- Genre: Sitcom
- Created by: Cecelia Ahern; Donald Todd;
- Starring: Christina Applegate; Jennifer Esposito; Kevin Dunn; Melissa McCarthy; Tim Russ; Barry Watson; Jean Smart;
- Narrated by: Christina Applegate
- Music by: Jan Stevens
- Country of origin: United States
- Original language: English
- No. of seasons: 2
- No. of episodes: 35 (list of episodes)

Production
- Executive producers: Christina Applegate; Donald Todd; Peter Traugott; Bob Kushell; Alex Reid; Marco Pennette;
- Producers: John Amodeo; Cecelia Ahern; Christina Applegate; Jim Reynolds; Leslie Waldman; Andy Bobrow; Matthew Carlson; Jerram A. Swartz; Neil Rapp;
- Production locations: Los Angeles, California
- Camera setup: Single-camera
- Running time: 22 minutes
- Production companies: Donald Todd Productions; Brillstein Entertainment Partners; ABC Studios;

Original release
- Network: ABC
- Release: October 15, 2007 – July 23, 2009

= Samantha Who? =

American television sitcom

Samantha Who? is an American television sitcom that originally aired on ABC from October 15, 2007, to July 23, 2009. The series was created by Cecelia Ahern and Donald Todd, who also served as producers. Although highly rated during its first season, the sitcom lost viewers throughout its second season, and ABC canceled the show in May 2009 before the remaining seven episodes were burned off the 2008–09 TV schedule.

The series was produced by Brillstein Entertainment Partners and ABC Studios and executive produced by Christina Applegate, Donald Todd, Peter Traugott, Bob Kushell, Alex Reid, and Marco Pennette.

==Plot==
The show centered on Samantha Newly (Christina Applegate), a vice president of a real estate firm who develops retrograde amnesia after a hit and run accident. After awakening, she progressively realizes to her dismay that she had been selfish and unlikable before her accident, and therefore sets out to make amends and become a better daughter to her somewhat dysfunctional parents, Howard (Kevin Dunn) and Regina (Jean Smart), a better friend to self-centered Andrea (Jennifer Esposito) and needy but well-meaning Dena (Melissa McCarthy), and a better on-again, off-again girlfriend to her roommate and ex-boyfriend, Todd (Barry Watson). Wryly observing her transformation from "Old Sam" to "New Sam" is Samantha's bemused doorman, Frank (Tim Russ).

==Production history==
Produced by ABC Studios, Donald Todd Productions, and Brillstein-Grey Television, the series was officially greenlit and given a thirteen-episode order on May 11, 2007.

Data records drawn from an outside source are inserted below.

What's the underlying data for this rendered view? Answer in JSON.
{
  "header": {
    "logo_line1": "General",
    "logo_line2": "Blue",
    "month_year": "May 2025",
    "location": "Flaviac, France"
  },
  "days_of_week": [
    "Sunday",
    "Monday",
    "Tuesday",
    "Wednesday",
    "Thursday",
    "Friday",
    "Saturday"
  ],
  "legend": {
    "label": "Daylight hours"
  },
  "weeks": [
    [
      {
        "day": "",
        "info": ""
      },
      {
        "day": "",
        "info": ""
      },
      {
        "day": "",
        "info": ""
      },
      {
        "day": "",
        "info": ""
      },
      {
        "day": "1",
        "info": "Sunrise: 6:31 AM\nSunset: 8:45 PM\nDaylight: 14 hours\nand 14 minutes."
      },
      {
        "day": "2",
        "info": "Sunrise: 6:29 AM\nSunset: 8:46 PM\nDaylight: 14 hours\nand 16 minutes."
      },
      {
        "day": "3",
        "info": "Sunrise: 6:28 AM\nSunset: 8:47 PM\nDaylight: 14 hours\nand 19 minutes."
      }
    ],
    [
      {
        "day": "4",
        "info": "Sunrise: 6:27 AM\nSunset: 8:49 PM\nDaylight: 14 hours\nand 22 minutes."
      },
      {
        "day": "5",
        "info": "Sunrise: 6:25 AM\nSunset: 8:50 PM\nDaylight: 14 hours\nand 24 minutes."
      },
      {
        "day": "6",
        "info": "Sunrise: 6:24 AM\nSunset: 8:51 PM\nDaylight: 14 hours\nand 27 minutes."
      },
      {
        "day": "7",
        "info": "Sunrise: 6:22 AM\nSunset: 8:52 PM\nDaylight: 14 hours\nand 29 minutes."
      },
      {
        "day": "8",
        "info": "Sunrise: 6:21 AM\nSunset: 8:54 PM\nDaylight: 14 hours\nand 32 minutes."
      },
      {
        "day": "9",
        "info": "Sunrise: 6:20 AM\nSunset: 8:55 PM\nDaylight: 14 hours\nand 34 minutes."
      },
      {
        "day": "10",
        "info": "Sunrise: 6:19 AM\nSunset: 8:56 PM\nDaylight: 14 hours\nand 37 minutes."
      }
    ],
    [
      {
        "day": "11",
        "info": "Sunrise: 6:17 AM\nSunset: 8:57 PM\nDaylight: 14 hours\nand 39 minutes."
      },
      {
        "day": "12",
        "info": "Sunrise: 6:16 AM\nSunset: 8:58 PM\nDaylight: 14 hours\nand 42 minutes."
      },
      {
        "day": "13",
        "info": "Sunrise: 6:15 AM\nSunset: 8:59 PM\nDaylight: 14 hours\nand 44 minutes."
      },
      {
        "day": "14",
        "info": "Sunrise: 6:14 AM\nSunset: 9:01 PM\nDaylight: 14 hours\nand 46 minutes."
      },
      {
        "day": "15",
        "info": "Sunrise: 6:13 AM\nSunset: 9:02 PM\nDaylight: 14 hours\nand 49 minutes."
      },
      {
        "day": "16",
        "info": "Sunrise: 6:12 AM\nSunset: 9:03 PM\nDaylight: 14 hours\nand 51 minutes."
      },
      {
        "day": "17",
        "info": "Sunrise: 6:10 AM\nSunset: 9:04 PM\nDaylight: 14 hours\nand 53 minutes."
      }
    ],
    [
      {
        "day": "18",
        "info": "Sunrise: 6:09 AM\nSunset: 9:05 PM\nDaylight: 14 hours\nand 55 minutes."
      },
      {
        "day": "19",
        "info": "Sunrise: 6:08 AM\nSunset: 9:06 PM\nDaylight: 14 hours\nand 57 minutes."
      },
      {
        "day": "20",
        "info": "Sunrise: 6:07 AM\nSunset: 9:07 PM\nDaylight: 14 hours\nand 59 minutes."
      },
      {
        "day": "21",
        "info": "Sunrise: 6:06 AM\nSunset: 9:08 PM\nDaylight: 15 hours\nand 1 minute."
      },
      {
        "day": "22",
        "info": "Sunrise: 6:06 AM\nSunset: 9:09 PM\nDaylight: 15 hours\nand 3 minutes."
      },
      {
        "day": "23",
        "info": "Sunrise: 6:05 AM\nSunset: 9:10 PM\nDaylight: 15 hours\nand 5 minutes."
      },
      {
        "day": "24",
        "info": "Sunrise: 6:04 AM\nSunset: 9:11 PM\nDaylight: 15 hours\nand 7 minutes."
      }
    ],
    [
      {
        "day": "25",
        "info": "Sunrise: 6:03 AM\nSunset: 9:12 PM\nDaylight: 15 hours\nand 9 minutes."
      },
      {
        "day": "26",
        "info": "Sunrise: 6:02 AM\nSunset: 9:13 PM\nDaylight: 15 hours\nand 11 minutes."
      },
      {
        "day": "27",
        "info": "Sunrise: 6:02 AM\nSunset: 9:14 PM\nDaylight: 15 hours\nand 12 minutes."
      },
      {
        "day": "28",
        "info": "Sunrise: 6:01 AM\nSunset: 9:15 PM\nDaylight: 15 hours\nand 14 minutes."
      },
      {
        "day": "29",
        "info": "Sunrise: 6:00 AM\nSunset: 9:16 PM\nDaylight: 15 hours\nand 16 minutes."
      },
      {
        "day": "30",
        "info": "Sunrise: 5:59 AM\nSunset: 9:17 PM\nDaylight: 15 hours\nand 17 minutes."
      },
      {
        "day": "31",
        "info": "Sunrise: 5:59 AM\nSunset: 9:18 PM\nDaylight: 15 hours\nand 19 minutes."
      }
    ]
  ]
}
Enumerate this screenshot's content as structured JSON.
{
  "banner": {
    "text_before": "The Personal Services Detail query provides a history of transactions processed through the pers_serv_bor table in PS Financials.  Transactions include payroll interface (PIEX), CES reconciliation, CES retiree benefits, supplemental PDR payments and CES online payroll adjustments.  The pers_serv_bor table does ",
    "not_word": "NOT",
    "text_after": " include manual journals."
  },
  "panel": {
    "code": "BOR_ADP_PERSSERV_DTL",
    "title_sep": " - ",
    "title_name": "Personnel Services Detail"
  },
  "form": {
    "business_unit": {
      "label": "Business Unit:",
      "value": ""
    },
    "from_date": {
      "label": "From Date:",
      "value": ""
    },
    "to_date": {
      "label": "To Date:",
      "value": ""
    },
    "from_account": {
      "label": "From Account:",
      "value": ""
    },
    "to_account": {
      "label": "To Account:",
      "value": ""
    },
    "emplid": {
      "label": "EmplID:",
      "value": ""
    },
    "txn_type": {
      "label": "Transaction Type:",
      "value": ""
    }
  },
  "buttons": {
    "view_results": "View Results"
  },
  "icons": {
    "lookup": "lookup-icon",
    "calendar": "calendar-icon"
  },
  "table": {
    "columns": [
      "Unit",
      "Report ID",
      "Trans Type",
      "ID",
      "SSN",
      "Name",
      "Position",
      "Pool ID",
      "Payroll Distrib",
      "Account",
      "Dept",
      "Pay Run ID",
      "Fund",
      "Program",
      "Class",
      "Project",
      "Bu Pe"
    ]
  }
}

The show was originally named Sam I Am until ABC renamed it Samantha Be Good due to conflicts with the estate of Dr. Seuss. TV Guide later reported that ABC had changed the title of the series once more to Samantha Who?. Early television promotions for the series, playing off of the concept of its lead character's amnesia, appeared without stating any specific title. The lack of stated title (with a question mark shown instead) was attributed in promotions to Applegate's character not remembering the name of the series.

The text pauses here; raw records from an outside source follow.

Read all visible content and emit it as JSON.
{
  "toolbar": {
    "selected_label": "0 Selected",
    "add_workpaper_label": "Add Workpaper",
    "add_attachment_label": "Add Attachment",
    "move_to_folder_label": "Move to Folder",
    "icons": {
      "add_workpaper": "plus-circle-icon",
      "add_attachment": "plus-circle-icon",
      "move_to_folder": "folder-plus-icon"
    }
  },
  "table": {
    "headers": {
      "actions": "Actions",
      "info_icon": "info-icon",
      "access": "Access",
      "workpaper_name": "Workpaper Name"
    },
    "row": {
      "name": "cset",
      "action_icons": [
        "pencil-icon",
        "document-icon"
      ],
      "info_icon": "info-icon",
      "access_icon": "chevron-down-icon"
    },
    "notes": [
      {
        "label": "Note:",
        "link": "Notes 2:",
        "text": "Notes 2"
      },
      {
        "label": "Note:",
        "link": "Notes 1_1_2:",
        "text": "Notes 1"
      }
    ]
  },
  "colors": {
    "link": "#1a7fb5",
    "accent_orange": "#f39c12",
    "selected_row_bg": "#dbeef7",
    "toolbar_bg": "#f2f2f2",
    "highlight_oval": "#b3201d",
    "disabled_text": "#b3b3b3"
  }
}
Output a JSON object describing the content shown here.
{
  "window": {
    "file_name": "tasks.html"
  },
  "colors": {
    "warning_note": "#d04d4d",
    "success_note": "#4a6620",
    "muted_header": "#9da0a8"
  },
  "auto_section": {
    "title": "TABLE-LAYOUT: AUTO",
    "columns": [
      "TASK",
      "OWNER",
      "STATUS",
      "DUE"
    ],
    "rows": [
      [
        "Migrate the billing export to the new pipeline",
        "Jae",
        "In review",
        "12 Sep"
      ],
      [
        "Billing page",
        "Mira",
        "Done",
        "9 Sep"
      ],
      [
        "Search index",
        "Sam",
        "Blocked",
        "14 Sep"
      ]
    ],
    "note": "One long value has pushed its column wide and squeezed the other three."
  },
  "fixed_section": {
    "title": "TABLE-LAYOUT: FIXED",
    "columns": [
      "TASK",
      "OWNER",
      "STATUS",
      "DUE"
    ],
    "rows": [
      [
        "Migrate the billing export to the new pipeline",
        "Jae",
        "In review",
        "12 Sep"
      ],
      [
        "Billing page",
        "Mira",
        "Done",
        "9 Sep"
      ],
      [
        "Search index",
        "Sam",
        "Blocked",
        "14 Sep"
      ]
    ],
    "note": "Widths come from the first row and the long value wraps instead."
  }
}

The series premiered on October 15, 2007, at 9:30PM Eastern/8:30PM Central and moved to 9:00PM Eastern/8:00PM Central on Mondays on November 26, 2007.

On October 25, 2007, ABC ordered six additional scripts for Samantha Who?.

On October 30, 2007, ABC ordered a full season of 22 episodes for Samantha Who?. However, due to the 2007–2008 Writers Guild of America strike, only 15 episodes were produced for season one.

On February 11, 2008, ABC picked up Samantha Who? for the 2008–09 television season.

On October 31, 2008, ABC ordered seven more episodes of Samantha Who? bringing the total number of episodes for the show's second season to 20. The announcement came in advance of mandated budget cuts at ABC Studios, which produces the series.

The series, which was filmed in the single-camera format, went on hiatus during the 2008–2009 television season and returned in a new timeslot on Thursday, March 26, 2009, following In the Motherhood before being pulled.

On May 18, 2009, ABC announced that they would not be renewing Samantha Who? for a third season. ABC burned off the final episodes on Thursday nights at 8:00PM Eastern/7:00PM Central from June 25, 2009, until the finale on July 23, 2009 (with additional episodes airing Thursday, July 2 and Thursday, July 9 at 8:30PM Eastern/7:30PM Central).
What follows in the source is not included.